Now the baby is sleeping and the 5-year-old is playing by himself and the dog is lying at my feet making me his constant companion. Now we spend most of our days at home. Because it is easy. Now I spend more time in pajamas, and patterned leggings than I care to admit, because it is easy and it fits.
Now the baby, the dog and the five-year old all push for a space on my lap, to curl up next to me, to have my attention at all times. Now I don’t get as much sleep or time to myself or space. And I’m constantly thinking about what needs to be done, the laundry, the dishes… Now my house is a mess. A perpetual mess that I have no intentions of tackling. Now the dust settles in corners and the floors go unscrubbed. But we get in the pool nearly every day and read books and snuggle and watch Zootopia for the 100th time.
Now I won’t feel bad about the mess or judge my ability to mother based on the state of my home. And I’ll invite friends over and not bother to apologize for the mess because we have a baby and that seems as good of an excuse as any, not that I need one. Now I know that if we are to be friends, I won’t feel the need to make excuses.
Now we are finally getting into a routine and I have some time at the end of the day to myself. Now I don’t fall into bed an exhausted mess who can’t think about anything but sleep, though I still think about sleep a lot. Now I’m feeling older, with a new baby and a birthday around the corner, age suddenly feels more important than it used to. And that scares me.

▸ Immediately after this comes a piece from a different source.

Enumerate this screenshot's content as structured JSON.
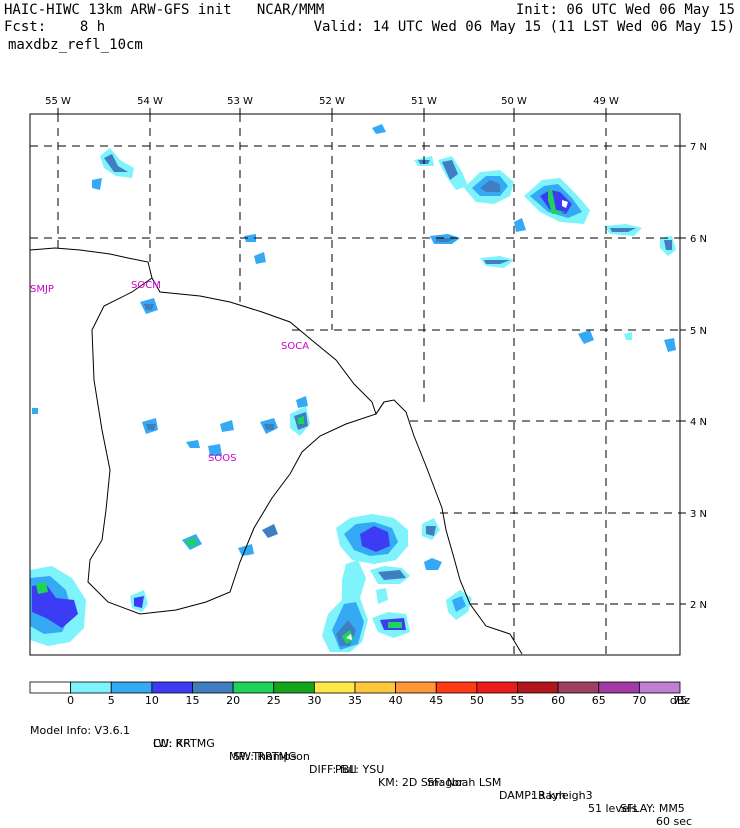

Now the 5-year-old still wants hourly hugs and snacks. Now the baby only wants to be held and she rolled over yesterday. Now we are in the thick of parenting. We take a back pack filled with diapers and wipes and bottles and snacks and blankets wherever we go. Now is about the kids and us but, mostly the kids. Kids is a word I’m getting used to, that still doesn’t flow off my tongue naturally, but a word that I love. Now I love watching the two of them together, the instant love between them. The way she smiles at him whenever he walks into the room. The way he rubs her belly and calls it “tummy time”. That he is always the first to hear her cry and more than once I’ve found him gently rocking her bassinet in the morning before I’ve gotten to her room.
Soon we will have somewhere to be every day. Soon there will be lunches to pack and homework to be done. Soon we will have soccer practice and baby music classes. Soon bedtime will not be flexible and the sun will set earlier. Soon the autumn breeze will blow in and the leaves will change and this brief season will be over. So I’m enjoying the now, and now is pretty damn beautiful.